Si un infime petit doute subsistait encore, il venait de s’envoler à l’instant.

— Voilà, depuis quelque temps, il se passe des choses bizarres dans ma tête quand je dors.

— Qu’entendez-vous par là ?

— Comme si je voyais des films dans ma tête, dont j’étais l’acteur.

— Des vlustblobs[1] ? Oh mais c’est étonnant ça ! Ce n’est vraiment pas fréquent au sein des espèces de l’UIG !

Oh, lui qui croyait que ce qu’il avait ressenti était courant. Que lui arrivait-il donc ? Etait-il malade ? Encore opérationnel ? Ou s’agissait-il finalement d’un processus normal au sein de son espèce. Dans ces cas-là, pourquoi les membres de sa communauté ne lui en aveint-il pas parlé avant ? Est-ce que tous les Intels éprouvaient cela ? Les Fluuusios, sans doute pas, étant donné que la notion même de sommeil leur était étrangère. Alors pourquoi lui et pourquoi maintenant ?

— Des quoi…? Non, juste comme si j’étais projeté dans des mondes inconnus et qu’il m’arrivait des choses étranges.

— Ah oui, je saisis.
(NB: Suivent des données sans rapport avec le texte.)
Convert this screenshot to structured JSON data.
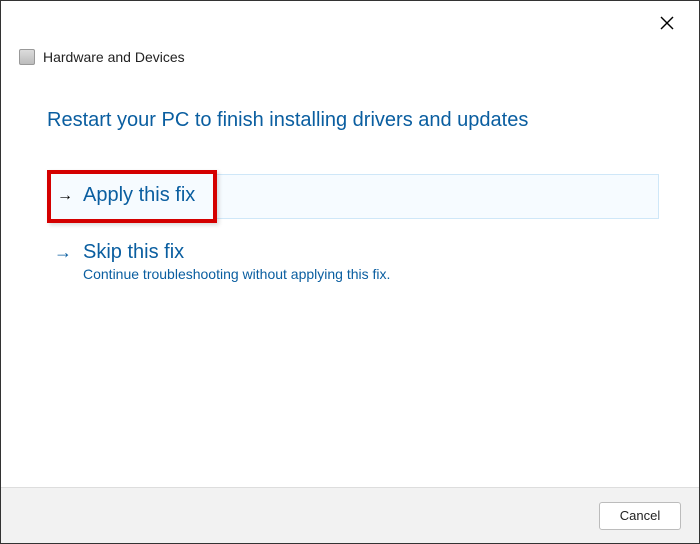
{
  "header": {
    "title": "Hardware and Devices"
  },
  "main": {
    "message": "Restart your PC to finish installing drivers and updates",
    "options": {
      "apply": {
        "title": "Apply this fix"
      },
      "skip": {
        "title": "Skip this fix",
        "desc": "Continue troubleshooting without applying this fix."
      }
    }
  },
  "footer": {
    "cancel": "Cancel"
  },
  "icons": {
    "arrow": "→",
    "close": "✕"
  },
  "colors": {
    "link": "#0a5ea0",
    "highlight_border": "#d40000",
    "footer_bg": "#f2f2f2"
  }
}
C’est bien ce que je pensais, sans doute ce que les Oosats appellent « vlustblob »

— Vlustblob ?

— Oui, ils se voient de façon très différente de ce qu’ils sont en réalité, souvent dans un environnement totalement méconnu, tout en étant plongés dans un état qui ressemble à la léthargie.
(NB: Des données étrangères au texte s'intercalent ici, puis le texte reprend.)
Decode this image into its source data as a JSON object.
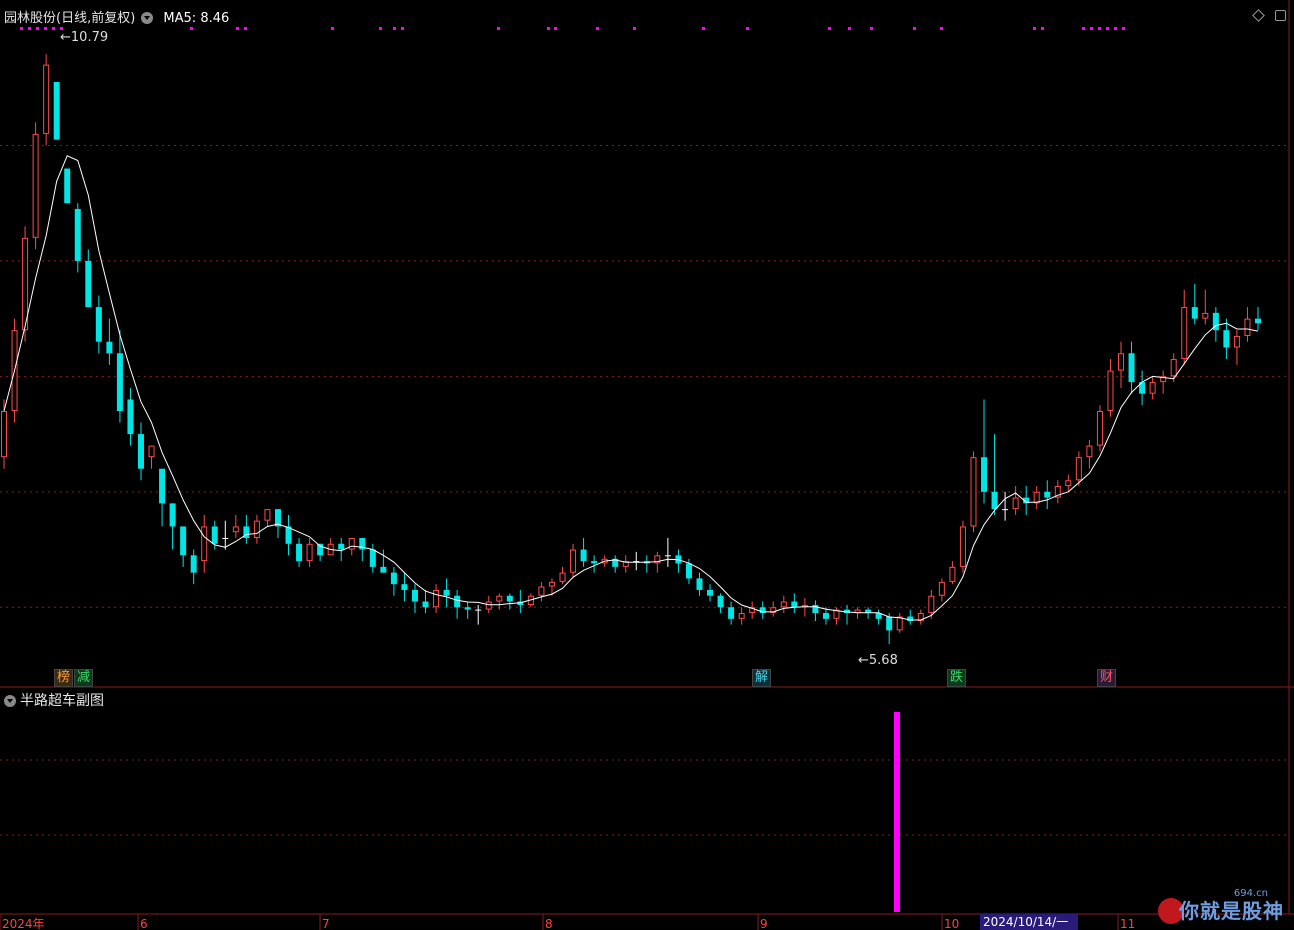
{
  "header": {
    "stock_title": "园林股份(日线,前复权)",
    "ma_label": "MA5: 8.46"
  },
  "sub_panel": {
    "title": "半路超车副图"
  },
  "annotations": {
    "high_label": "10.79",
    "low_label": "5.68"
  },
  "badges": [
    {
      "text": "榜",
      "color": "#ff9a3c",
      "bg": "#3a2a10"
    },
    {
      "text": "减",
      "color": "#3cd46a",
      "bg": "#0e3a1c"
    },
    {
      "text": "解",
      "color": "#4ad0e0",
      "bg": "#0e2e3a"
    },
    {
      "text": "跌",
      "color": "#3cd46a",
      "bg": "#0e3a1c"
    },
    {
      "text": "财",
      "color": "#ff5a5a",
      "bg": "#2a1a3a"
    }
  ],
  "x_axis": {
    "labels": [
      "2024年",
      "6",
      "7",
      "8",
      "9",
      "10",
      "11"
    ],
    "cursor_date": "2024/10/14/一"
  },
  "watermark": {
    "text": "你就是股神",
    "url": "694.cn"
  },
  "colors": {
    "up": "#ff4a4a",
    "down": "#00e6e6",
    "doji": "#ffffff",
    "ma": "#ffffff",
    "grid": "#8a1a1a",
    "signal": "#ff00ff"
  },
  "chart_data": {
    "type": "candlestick",
    "title": "园林股份(日线,前复权)",
    "ma_period": 5,
    "y_range": [
      5.5,
      11.0
    ],
    "candles": [
      [
        7.3,
        7.8,
        7.7,
        7.2
      ],
      [
        7.7,
        8.5,
        8.4,
        7.6
      ],
      [
        8.4,
        9.3,
        9.2,
        8.3
      ],
      [
        9.2,
        10.2,
        10.1,
        9.1
      ],
      [
        10.1,
        10.79,
        10.7,
        10.0
      ],
      [
        10.55,
        10.55,
        10.05,
        10.05
      ],
      [
        9.8,
        9.7,
        9.5,
        9.8
      ],
      [
        9.45,
        9.5,
        9.0,
        8.9
      ],
      [
        9.0,
        9.1,
        8.6,
        8.6
      ],
      [
        8.6,
        8.7,
        8.3,
        8.2
      ],
      [
        8.3,
        8.5,
        8.2,
        8.1
      ],
      [
        8.2,
        8.4,
        7.7,
        7.6
      ],
      [
        7.8,
        7.9,
        7.5,
        7.4
      ],
      [
        7.5,
        7.6,
        7.2,
        7.1
      ],
      [
        7.3,
        7.4,
        7.4,
        7.2
      ],
      [
        7.2,
        7.2,
        6.9,
        6.7
      ],
      [
        6.9,
        6.9,
        6.7,
        6.5
      ],
      [
        6.7,
        6.7,
        6.45,
        6.35
      ],
      [
        6.45,
        6.5,
        6.3,
        6.2
      ],
      [
        6.4,
        6.8,
        6.7,
        6.3
      ],
      [
        6.7,
        6.75,
        6.55,
        6.5
      ],
      [
        6.6,
        6.75,
        6.6,
        6.5
      ],
      [
        6.65,
        6.8,
        6.7,
        6.6
      ],
      [
        6.7,
        6.8,
        6.6,
        6.55
      ],
      [
        6.6,
        6.8,
        6.75,
        6.55
      ],
      [
        6.75,
        6.85,
        6.85,
        6.7
      ],
      [
        6.85,
        6.85,
        6.7,
        6.6
      ],
      [
        6.7,
        6.8,
        6.55,
        6.45
      ],
      [
        6.55,
        6.6,
        6.4,
        6.35
      ],
      [
        6.4,
        6.6,
        6.55,
        6.35
      ],
      [
        6.55,
        6.55,
        6.45,
        6.4
      ],
      [
        6.45,
        6.6,
        6.55,
        6.45
      ],
      [
        6.55,
        6.6,
        6.5,
        6.4
      ],
      [
        6.5,
        6.6,
        6.6,
        6.45
      ],
      [
        6.6,
        6.6,
        6.5,
        6.4
      ],
      [
        6.5,
        6.55,
        6.35,
        6.3
      ],
      [
        6.35,
        6.5,
        6.3,
        6.3
      ],
      [
        6.3,
        6.35,
        6.2,
        6.1
      ],
      [
        6.2,
        6.3,
        6.15,
        6.05
      ],
      [
        6.15,
        6.2,
        6.05,
        5.95
      ],
      [
        6.05,
        6.15,
        6.0,
        5.95
      ],
      [
        6.0,
        6.2,
        6.15,
        5.95
      ],
      [
        6.15,
        6.25,
        6.1,
        6.0
      ],
      [
        6.1,
        6.15,
        6.0,
        5.9
      ],
      [
        6.0,
        6.05,
        5.98,
        5.9
      ],
      [
        5.98,
        6.02,
        5.98,
        5.85
      ],
      [
        5.98,
        6.1,
        6.05,
        5.95
      ],
      [
        6.05,
        6.12,
        6.1,
        5.98
      ],
      [
        6.1,
        6.12,
        6.05,
        5.98
      ],
      [
        6.05,
        6.15,
        6.02,
        5.95
      ],
      [
        6.02,
        6.12,
        6.1,
        6.0
      ],
      [
        6.1,
        6.22,
        6.18,
        6.05
      ],
      [
        6.18,
        6.25,
        6.22,
        6.1
      ],
      [
        6.22,
        6.35,
        6.3,
        6.2
      ],
      [
        6.3,
        6.55,
        6.5,
        6.25
      ],
      [
        6.5,
        6.6,
        6.4,
        6.35
      ],
      [
        6.4,
        6.45,
        6.38,
        6.3
      ],
      [
        6.38,
        6.45,
        6.42,
        6.35
      ],
      [
        6.42,
        6.45,
        6.35,
        6.3
      ],
      [
        6.35,
        6.45,
        6.4,
        6.3
      ],
      [
        6.4,
        6.48,
        6.4,
        6.32
      ],
      [
        6.4,
        6.45,
        6.38,
        6.3
      ],
      [
        6.38,
        6.48,
        6.45,
        6.3
      ],
      [
        6.45,
        6.6,
        6.45,
        6.35
      ],
      [
        6.45,
        6.5,
        6.38,
        6.3
      ],
      [
        6.38,
        6.42,
        6.25,
        6.2
      ],
      [
        6.25,
        6.3,
        6.15,
        6.1
      ],
      [
        6.15,
        6.2,
        6.1,
        6.05
      ],
      [
        6.1,
        6.12,
        6.0,
        5.95
      ],
      [
        6.0,
        6.05,
        5.9,
        5.85
      ],
      [
        5.9,
        6.0,
        5.95,
        5.85
      ],
      [
        5.95,
        6.05,
        6.0,
        5.9
      ],
      [
        6.0,
        6.05,
        5.95,
        5.9
      ],
      [
        5.95,
        6.05,
        6.0,
        5.92
      ],
      [
        6.0,
        6.1,
        6.05,
        5.95
      ],
      [
        6.05,
        6.12,
        6.0,
        5.95
      ],
      [
        6.0,
        6.08,
        6.02,
        5.92
      ],
      [
        6.02,
        6.06,
        5.95,
        5.88
      ],
      [
        5.95,
        6.0,
        5.9,
        5.85
      ],
      [
        5.9,
        6.0,
        5.98,
        5.85
      ],
      [
        5.98,
        6.02,
        5.95,
        5.85
      ],
      [
        5.95,
        6.0,
        5.98,
        5.9
      ],
      [
        5.98,
        6.0,
        5.95,
        5.9
      ],
      [
        5.95,
        5.98,
        5.9,
        5.85
      ],
      [
        5.92,
        5.95,
        5.8,
        5.68
      ],
      [
        5.8,
        5.95,
        5.92,
        5.78
      ],
      [
        5.92,
        5.98,
        5.88,
        5.85
      ],
      [
        5.88,
        5.98,
        5.95,
        5.85
      ],
      [
        5.95,
        6.15,
        6.1,
        5.9
      ],
      [
        6.1,
        6.25,
        6.22,
        6.05
      ],
      [
        6.22,
        6.4,
        6.35,
        6.2
      ],
      [
        6.35,
        6.75,
        6.7,
        6.3
      ],
      [
        6.7,
        7.35,
        7.3,
        6.65
      ],
      [
        7.3,
        7.8,
        7.0,
        6.9
      ],
      [
        7.0,
        7.5,
        6.85,
        6.8
      ],
      [
        6.85,
        7.0,
        6.85,
        6.75
      ],
      [
        6.85,
        7.05,
        6.95,
        6.8
      ],
      [
        6.95,
        7.05,
        6.9,
        6.8
      ],
      [
        6.9,
        7.05,
        7.0,
        6.85
      ],
      [
        7.0,
        7.1,
        6.95,
        6.85
      ],
      [
        6.95,
        7.1,
        7.05,
        6.9
      ],
      [
        7.05,
        7.15,
        7.1,
        7.0
      ],
      [
        7.1,
        7.35,
        7.3,
        7.05
      ],
      [
        7.3,
        7.45,
        7.4,
        7.2
      ],
      [
        7.4,
        7.75,
        7.7,
        7.35
      ],
      [
        7.7,
        8.15,
        8.05,
        7.65
      ],
      [
        8.05,
        8.3,
        8.2,
        7.9
      ],
      [
        8.2,
        8.3,
        7.95,
        7.85
      ],
      [
        7.95,
        8.05,
        7.85,
        7.75
      ],
      [
        7.85,
        8.0,
        7.95,
        7.8
      ],
      [
        7.95,
        8.05,
        8.0,
        7.85
      ],
      [
        8.0,
        8.2,
        8.15,
        7.95
      ],
      [
        8.15,
        8.75,
        8.6,
        8.1
      ],
      [
        8.6,
        8.8,
        8.5,
        8.45
      ],
      [
        8.5,
        8.75,
        8.55,
        8.45
      ],
      [
        8.55,
        8.6,
        8.4,
        8.3
      ],
      [
        8.4,
        8.5,
        8.25,
        8.15
      ],
      [
        8.25,
        8.4,
        8.35,
        8.1
      ],
      [
        8.35,
        8.6,
        8.5,
        8.3
      ],
      [
        8.5,
        8.6,
        8.46,
        8.4
      ]
    ],
    "sub_signal": [
      {
        "index": 89,
        "value": 1
      }
    ]
  }
}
— C’est exactement ça, oui ! fit Brixtral enthousiaste.

Elle connaissait le phénomène !

— Toutefois, je ne savais pas que les Iixtriens vlustblobaient… Vraiment étrange. J’en apprends presque tous les jours sur ce vaisseau durant cette mission exceptionnelle, fit-elle, songeuse.

Ainsi, pour elle aussi, tout était extraordinaire ici. Il n’était pas le seul à vivre une expérience inoubliable.
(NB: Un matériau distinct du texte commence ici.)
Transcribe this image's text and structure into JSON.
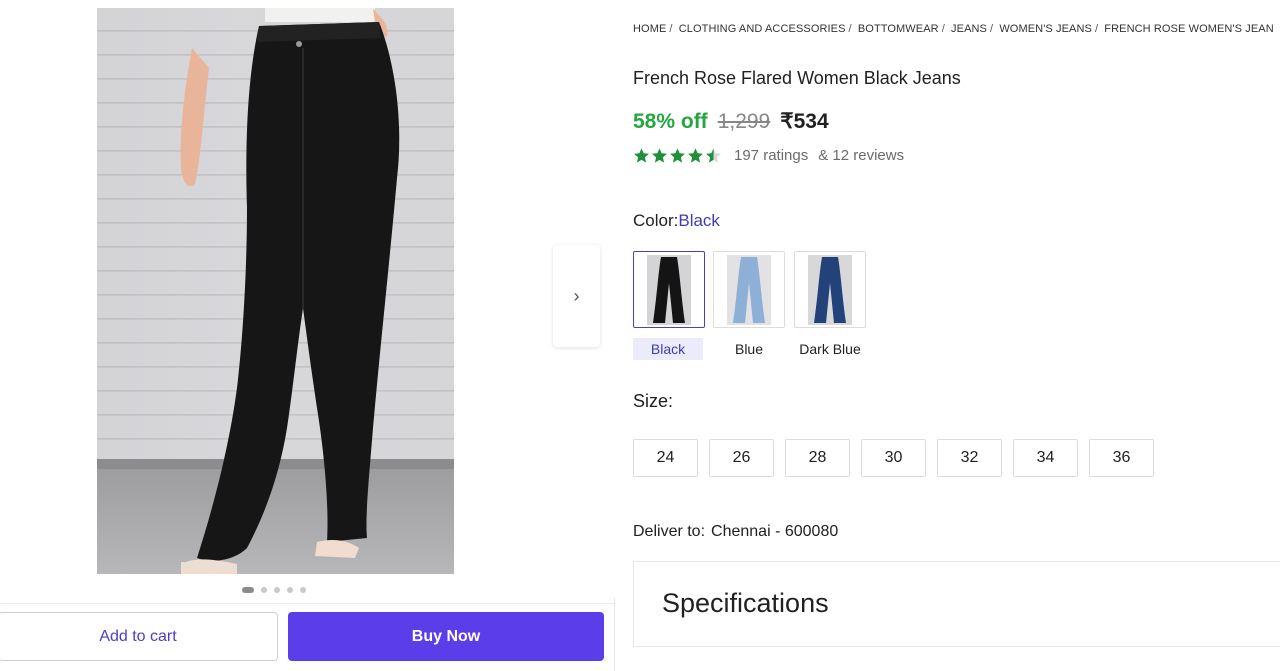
{
  "breadcrumb": [
    {
      "label": "HOME"
    },
    {
      "label": "CLOTHING AND ACCESSORIES"
    },
    {
      "label": "BOTTOMWEAR"
    },
    {
      "label": "JEANS"
    },
    {
      "label": "WOMEN'S JEANS"
    },
    {
      "label": "FRENCH ROSE WOMEN'S JEAN"
    }
  ],
  "product": {
    "title": "French Rose Flared Women Black Jeans",
    "discount": "58% off",
    "mrp": "1,299",
    "price": "₹534",
    "rating_stars": 4.5,
    "ratings_text": "197 ratings",
    "reviews_text": "& 12 reviews"
  },
  "color": {
    "label": "Color:",
    "selected": "Black",
    "options": [
      {
        "name": "Black",
        "shade": "#141414"
      },
      {
        "name": "Blue",
        "shade": "#8fb0d6"
      },
      {
        "name": "Dark Blue",
        "shade": "#23427a"
      }
    ]
  },
  "size": {
    "label": "Size:",
    "options": [
      "24",
      "26",
      "28",
      "30",
      "32",
      "34",
      "36"
    ]
  },
  "delivery": {
    "label": "Deliver to:",
    "location": "Chennai - 600080"
  },
  "gallery": {
    "next_icon": "›",
    "dots_total": 5,
    "dots_active": 1
  },
  "actions": {
    "add_to_cart": "Add to cart",
    "buy_now": "Buy Now"
  },
  "specifications": {
    "title": "Specifications"
  },
  "colors": {
    "accent": "#5b3dea",
    "discount_green": "#26a541",
    "star_green": "#1f8f3a",
    "link_blue": "#3f3db1"
  }
}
— Racontez-moi donc vos vlustblobs iixtriens, Brixtral. Cela vous dérange si j’enregistre tout ça ? C’est juste pour moi, rassurez-vous.

Tranquillisé par ces derniers mots, il acquiesça. Il lui faisait confiance, sans vraiment savoir pourquoi. Peut-être son statut de soignante ou le fait que, contrairement à ce qu’il avait imaginé, elle était tout à fait avenante.

— Je commence par où ?

— Par le premier que vous vous rappelez, je pense. Dites-moi en préalable, cela se produit depuis longtemps ?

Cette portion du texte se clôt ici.